Your min/2
and max/2
are indeterminate, so there are alternatives to be looked for. When you evaluate
min_max(2,5,X,Y).
You see
X = 2,
Y = 5
and it pauses, waiting for input from you. If you then press .
, it will succeed. If, however, you press ;
it searches for the alternatives, and finding none, fails.
You need to modify your min/2
andmax/2
to be determinate, something like this:
min(X,Y,Z) :- ( X < Y -> Z = X ; Z = Y ) .
max(X,Y,Z) :- ( X > Y -> Z = X ; Z = Y ) .
[The ->
operator (implication) effectively acts as a 'soft cut', eliminating alternatives.]
Once you do that, it will work as you might expect, without pausing for your input (as you've eliminated the choice points):
13 ?- min_max(2,5,X,Y).
X = 2,
Y = 5.
14 ?-
It might help if you think of the your prolog program as something of a tree with the choice points as branches (and solutions as leaf nodes). The prolog engine runs over that tree trying to find solutions.

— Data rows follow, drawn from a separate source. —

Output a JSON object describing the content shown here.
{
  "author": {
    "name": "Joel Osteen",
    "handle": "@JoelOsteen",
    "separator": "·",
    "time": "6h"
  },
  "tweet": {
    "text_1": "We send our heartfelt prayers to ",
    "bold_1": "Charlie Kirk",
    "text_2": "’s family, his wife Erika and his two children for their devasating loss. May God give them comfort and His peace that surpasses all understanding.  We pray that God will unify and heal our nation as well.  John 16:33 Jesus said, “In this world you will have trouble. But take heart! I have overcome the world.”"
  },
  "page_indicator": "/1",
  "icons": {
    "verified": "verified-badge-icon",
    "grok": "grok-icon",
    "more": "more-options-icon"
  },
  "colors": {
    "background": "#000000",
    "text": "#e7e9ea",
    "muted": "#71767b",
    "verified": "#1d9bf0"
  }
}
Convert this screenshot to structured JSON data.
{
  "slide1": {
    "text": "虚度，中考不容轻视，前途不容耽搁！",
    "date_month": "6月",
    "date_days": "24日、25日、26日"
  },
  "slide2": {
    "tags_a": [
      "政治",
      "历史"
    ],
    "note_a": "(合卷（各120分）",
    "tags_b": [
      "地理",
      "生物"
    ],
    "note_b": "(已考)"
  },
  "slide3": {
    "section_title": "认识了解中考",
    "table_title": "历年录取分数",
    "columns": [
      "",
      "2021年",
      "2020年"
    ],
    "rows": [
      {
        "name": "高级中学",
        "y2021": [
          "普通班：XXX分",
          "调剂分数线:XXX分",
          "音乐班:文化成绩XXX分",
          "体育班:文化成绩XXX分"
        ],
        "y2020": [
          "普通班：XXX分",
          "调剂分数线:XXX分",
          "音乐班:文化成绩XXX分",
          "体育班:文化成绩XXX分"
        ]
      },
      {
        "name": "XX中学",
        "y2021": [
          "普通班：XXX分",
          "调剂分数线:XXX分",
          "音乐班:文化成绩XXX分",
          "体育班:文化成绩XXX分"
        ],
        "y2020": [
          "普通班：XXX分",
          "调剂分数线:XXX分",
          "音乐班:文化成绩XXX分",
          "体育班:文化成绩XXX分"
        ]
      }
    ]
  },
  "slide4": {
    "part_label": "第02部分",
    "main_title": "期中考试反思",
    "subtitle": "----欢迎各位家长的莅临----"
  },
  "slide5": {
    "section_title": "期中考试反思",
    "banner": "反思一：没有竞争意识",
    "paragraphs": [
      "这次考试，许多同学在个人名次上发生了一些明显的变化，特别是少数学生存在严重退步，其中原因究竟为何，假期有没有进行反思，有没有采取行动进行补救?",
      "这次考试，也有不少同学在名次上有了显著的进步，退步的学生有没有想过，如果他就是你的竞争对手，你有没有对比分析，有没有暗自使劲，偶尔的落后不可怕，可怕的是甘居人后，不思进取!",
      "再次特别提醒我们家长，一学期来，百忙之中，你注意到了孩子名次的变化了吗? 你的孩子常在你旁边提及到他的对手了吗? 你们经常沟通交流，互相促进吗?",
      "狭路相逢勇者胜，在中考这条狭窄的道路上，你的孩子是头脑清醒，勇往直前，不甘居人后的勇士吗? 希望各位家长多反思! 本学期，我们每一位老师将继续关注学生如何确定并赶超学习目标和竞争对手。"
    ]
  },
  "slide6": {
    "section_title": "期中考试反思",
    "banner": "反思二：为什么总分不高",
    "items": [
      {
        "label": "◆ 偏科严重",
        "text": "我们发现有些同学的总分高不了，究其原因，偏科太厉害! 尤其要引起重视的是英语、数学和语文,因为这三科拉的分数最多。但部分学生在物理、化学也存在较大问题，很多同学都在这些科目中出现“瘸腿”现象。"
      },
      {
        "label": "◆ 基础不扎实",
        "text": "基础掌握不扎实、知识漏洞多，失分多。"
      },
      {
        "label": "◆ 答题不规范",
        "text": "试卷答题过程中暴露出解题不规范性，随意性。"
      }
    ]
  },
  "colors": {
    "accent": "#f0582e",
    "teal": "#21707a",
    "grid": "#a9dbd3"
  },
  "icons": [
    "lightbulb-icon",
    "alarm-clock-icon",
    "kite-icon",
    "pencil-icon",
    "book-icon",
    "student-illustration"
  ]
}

In your original program, your min_max/4
has 4 possible solutions (2 for min/2
and 2 for max/2
), even though there is just one "functional" solution. On backtracking, the prolog engine trys to find alternative solutions and finding none, fails.
By re-writing min/2
and max/2
to eliminate the choice points, we are effectively pruning the tree as we descend it, leaving us with a single solution.